I was doing some SEO research and came across an article written by Chris Boggs that talks about the importance of SEO when building a site. Specifically, how search engine optimization needs to be part of the build plan and not an afterthought for when the site is launched.
If SEO is done after a site is launched, it can actually present more problems than if you were to do it at the front end of development. Reason being, you may have to make many tweaks to your site's code to handle the changes you want/need to make. This can also lead to an ugly looking site.
We've done search engine optimization on some sites where SEO was done post-launch. After auditing a particular site we proposed numerous changes to optimize the site which cost the client a decent sum. This cost could've been avoided in two ways:
1. SEO up front: if you don't have in-house SEO, hire a consultant or firm to be part of the site build team
2. Choose the right CMS or Ecommerce platform: Right off the bat, the client could've saved money by choosing the right content management system (CMS). There are numerous CMS options out there so you should carefully analyze each option before choosing one that best fits your needs.
Our site build process includes SEO on the front end and is a major component of the build plan. SEO presents the best ROI over the long term and if you're not ranking well for your business critical terms then what's the point of the site? Seriously! It's like a store without a sign...you exist, but, no one knows who you are or what you do.

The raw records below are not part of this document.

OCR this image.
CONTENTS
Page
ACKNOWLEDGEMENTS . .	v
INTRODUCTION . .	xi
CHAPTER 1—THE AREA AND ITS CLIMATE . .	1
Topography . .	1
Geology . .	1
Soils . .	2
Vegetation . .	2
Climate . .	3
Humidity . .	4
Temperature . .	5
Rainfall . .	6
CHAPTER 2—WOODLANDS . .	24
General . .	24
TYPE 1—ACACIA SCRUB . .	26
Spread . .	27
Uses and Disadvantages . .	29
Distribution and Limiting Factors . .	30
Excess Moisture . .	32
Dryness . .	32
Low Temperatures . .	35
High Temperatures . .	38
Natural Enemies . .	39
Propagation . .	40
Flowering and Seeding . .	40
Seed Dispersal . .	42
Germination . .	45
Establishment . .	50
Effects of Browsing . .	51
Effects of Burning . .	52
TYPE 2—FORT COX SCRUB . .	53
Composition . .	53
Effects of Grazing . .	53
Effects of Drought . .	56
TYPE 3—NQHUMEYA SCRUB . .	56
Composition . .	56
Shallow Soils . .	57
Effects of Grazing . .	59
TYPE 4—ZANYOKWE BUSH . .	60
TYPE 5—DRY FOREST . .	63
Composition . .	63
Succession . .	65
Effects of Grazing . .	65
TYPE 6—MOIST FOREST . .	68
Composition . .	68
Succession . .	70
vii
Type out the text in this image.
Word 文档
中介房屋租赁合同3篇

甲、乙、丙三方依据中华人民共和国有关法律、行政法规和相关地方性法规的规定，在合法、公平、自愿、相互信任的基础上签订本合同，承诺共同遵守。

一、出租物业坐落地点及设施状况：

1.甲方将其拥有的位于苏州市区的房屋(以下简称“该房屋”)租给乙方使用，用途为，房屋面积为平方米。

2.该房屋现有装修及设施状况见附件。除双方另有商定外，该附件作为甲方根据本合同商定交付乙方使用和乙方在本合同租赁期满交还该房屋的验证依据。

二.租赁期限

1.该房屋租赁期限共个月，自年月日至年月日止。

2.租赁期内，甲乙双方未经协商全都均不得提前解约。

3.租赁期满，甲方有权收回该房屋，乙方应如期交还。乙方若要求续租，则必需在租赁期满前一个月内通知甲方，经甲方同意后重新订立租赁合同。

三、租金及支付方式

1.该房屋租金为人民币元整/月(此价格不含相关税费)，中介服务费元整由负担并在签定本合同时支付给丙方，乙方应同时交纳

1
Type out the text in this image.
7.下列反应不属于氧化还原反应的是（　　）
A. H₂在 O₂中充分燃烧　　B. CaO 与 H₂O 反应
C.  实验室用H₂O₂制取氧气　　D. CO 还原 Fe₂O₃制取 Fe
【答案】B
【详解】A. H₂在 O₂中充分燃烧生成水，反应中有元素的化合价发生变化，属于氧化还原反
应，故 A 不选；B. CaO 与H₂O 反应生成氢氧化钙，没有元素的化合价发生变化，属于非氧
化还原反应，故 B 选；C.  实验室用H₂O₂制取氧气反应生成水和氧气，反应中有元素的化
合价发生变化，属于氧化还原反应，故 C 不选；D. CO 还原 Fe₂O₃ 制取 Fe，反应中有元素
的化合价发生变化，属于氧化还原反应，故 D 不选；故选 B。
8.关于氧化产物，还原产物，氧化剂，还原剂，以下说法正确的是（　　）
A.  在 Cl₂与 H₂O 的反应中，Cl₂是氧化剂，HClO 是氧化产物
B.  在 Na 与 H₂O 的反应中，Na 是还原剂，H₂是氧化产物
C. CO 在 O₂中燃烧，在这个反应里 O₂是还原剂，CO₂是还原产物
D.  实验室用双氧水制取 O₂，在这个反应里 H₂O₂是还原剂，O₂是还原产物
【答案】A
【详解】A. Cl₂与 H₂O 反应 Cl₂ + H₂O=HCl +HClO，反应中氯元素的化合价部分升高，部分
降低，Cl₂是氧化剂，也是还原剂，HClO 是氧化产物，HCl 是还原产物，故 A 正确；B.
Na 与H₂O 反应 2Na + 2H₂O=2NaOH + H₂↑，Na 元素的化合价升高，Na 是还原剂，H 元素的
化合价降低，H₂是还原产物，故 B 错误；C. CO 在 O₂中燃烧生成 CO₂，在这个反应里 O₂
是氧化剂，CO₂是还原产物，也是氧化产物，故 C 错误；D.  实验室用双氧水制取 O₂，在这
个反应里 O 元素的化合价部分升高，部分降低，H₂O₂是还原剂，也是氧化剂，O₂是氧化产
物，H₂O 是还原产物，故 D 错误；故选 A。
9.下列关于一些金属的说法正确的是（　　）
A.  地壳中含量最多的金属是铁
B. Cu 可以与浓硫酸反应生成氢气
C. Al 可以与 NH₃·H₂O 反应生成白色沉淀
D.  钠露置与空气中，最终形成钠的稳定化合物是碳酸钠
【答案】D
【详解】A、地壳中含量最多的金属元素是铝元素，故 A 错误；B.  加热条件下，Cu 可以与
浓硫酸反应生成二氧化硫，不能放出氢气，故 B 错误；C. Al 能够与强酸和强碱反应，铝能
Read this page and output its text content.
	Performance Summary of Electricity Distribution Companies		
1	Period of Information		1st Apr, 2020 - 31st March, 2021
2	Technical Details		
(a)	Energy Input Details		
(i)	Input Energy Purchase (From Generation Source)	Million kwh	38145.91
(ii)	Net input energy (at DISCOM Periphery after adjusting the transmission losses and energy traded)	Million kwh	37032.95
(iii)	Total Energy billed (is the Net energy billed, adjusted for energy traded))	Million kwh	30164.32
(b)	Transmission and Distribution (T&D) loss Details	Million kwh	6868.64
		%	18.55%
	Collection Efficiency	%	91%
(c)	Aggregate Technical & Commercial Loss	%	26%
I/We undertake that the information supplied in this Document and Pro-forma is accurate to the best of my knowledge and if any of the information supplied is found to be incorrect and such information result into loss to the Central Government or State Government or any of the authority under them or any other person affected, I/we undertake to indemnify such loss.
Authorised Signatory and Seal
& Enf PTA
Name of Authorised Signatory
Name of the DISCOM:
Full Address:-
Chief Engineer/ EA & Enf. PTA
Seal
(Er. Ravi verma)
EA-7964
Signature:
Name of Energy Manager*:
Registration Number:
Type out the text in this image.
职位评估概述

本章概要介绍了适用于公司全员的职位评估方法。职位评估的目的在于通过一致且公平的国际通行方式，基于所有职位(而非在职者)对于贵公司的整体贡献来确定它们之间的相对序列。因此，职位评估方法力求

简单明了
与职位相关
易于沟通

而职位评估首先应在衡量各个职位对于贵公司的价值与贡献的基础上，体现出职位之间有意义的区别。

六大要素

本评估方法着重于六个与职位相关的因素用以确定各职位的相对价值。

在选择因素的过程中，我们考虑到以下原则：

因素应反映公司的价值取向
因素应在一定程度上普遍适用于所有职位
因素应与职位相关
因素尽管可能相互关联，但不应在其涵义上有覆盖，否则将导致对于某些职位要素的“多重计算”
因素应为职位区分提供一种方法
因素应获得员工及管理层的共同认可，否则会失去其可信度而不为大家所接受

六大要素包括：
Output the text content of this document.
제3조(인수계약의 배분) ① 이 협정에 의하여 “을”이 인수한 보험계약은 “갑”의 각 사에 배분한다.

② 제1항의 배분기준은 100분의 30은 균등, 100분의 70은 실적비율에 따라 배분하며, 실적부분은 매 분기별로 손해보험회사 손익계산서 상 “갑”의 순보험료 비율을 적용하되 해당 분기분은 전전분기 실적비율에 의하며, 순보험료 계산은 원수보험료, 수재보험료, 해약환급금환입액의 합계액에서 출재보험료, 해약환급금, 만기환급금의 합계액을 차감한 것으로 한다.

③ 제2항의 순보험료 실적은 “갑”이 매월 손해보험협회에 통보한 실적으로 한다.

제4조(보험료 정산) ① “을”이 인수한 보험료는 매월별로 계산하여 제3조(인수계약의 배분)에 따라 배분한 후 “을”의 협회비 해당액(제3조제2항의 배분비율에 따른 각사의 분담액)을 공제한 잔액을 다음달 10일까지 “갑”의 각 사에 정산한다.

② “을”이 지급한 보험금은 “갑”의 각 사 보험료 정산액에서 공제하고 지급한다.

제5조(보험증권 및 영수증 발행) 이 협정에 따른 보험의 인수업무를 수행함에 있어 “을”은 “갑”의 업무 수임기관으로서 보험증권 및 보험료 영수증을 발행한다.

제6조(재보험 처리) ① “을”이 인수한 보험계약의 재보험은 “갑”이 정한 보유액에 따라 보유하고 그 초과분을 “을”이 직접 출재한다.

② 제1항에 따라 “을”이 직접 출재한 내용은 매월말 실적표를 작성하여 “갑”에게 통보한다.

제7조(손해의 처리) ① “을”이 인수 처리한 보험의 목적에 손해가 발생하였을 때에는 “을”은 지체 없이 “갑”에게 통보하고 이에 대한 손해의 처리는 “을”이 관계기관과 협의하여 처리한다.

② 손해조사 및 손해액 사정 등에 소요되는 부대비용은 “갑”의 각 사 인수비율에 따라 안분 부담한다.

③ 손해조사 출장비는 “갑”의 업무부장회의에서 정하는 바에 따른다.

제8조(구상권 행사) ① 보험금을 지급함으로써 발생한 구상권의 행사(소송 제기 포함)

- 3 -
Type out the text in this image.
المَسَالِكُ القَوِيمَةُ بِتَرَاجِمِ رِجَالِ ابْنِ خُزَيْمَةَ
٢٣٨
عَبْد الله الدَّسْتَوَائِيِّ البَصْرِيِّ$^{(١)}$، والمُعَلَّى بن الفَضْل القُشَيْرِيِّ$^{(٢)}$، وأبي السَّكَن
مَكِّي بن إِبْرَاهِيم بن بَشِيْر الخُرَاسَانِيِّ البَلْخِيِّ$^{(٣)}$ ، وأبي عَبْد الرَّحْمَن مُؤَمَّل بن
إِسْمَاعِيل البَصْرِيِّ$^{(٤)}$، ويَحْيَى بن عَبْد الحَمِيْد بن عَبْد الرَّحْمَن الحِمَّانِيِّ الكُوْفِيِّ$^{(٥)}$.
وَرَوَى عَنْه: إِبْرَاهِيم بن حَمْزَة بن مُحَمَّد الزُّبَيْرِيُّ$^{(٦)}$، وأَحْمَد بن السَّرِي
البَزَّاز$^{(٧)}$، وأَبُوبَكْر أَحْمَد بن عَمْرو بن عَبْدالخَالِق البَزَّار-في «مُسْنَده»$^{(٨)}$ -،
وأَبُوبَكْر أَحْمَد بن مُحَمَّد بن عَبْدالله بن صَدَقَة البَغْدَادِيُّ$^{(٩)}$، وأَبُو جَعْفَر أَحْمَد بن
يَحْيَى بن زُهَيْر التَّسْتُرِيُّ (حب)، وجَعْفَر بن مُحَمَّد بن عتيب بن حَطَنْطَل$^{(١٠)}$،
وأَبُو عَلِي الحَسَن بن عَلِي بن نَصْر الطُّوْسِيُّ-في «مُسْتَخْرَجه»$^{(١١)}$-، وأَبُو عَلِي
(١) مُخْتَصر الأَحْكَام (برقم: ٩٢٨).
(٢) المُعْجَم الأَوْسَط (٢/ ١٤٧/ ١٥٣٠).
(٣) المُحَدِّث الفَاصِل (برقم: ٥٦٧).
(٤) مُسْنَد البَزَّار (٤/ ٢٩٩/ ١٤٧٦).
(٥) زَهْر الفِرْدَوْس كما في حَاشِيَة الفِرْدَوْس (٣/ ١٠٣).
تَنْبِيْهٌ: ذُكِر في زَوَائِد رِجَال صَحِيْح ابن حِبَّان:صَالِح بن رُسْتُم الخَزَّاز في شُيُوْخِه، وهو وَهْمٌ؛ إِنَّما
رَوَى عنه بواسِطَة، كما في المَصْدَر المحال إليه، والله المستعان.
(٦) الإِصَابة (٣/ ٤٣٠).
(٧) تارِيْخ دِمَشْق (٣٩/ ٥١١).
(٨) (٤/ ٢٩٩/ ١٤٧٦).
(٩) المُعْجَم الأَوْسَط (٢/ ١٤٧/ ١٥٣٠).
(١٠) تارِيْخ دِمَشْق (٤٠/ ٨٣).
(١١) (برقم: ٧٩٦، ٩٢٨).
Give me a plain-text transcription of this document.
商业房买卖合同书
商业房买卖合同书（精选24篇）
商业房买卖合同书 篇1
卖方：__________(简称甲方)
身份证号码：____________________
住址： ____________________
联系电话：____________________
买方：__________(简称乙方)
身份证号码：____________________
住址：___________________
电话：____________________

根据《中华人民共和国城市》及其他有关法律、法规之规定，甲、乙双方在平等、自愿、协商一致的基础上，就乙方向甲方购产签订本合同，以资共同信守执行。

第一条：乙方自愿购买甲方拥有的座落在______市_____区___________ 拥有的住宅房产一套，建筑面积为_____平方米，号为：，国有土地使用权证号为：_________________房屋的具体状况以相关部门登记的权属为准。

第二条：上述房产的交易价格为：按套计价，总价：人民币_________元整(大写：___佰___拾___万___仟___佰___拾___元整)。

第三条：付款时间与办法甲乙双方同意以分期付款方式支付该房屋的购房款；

When we do an ecommerce implementation, we use Magento and it is a great platform for SEO. Some of the things we like about it for SEO:
- Each page can be customized with unique meta data, page title and URL. Sounds simple, but, you'll be surprised how many sites don't have this
- Dynamic Sitemaps: the platform will create sitemaps for Google and the site itself. When you add/delete a page the sitemap is automatically updated
- Tags: a customer can organize their shopping experience with product tags. Sally might browse a selection of couches for her living room and might tag them as 'living room couches.' This creates a tag associated with those products and not only can she see that tag...you and the search engines can see it. The more that tag is used, the bigger it gets and eventually it'll get an H1 tag
- Popular Search: this simple, but, very useful feature aggregates all site searches onto one page for visitors and search engines alike to view. What does this mean for SEO? It means you get a page with a bunch of links and great anchor text leading to products. Again, the more often that term is searched the bigger it'll get. Here's an example from Bruges Home
- Add content to category/sub-category pages. To maximize this, develop unique and descriptive copy that targets a couple key terms
There are several other features that can be leveraged to maximize a site's search engine performance, but, the key thing is to make SEO a priority on the front end. If you do this, you'll have a better site, you'll save money and you'll get more organic traffic.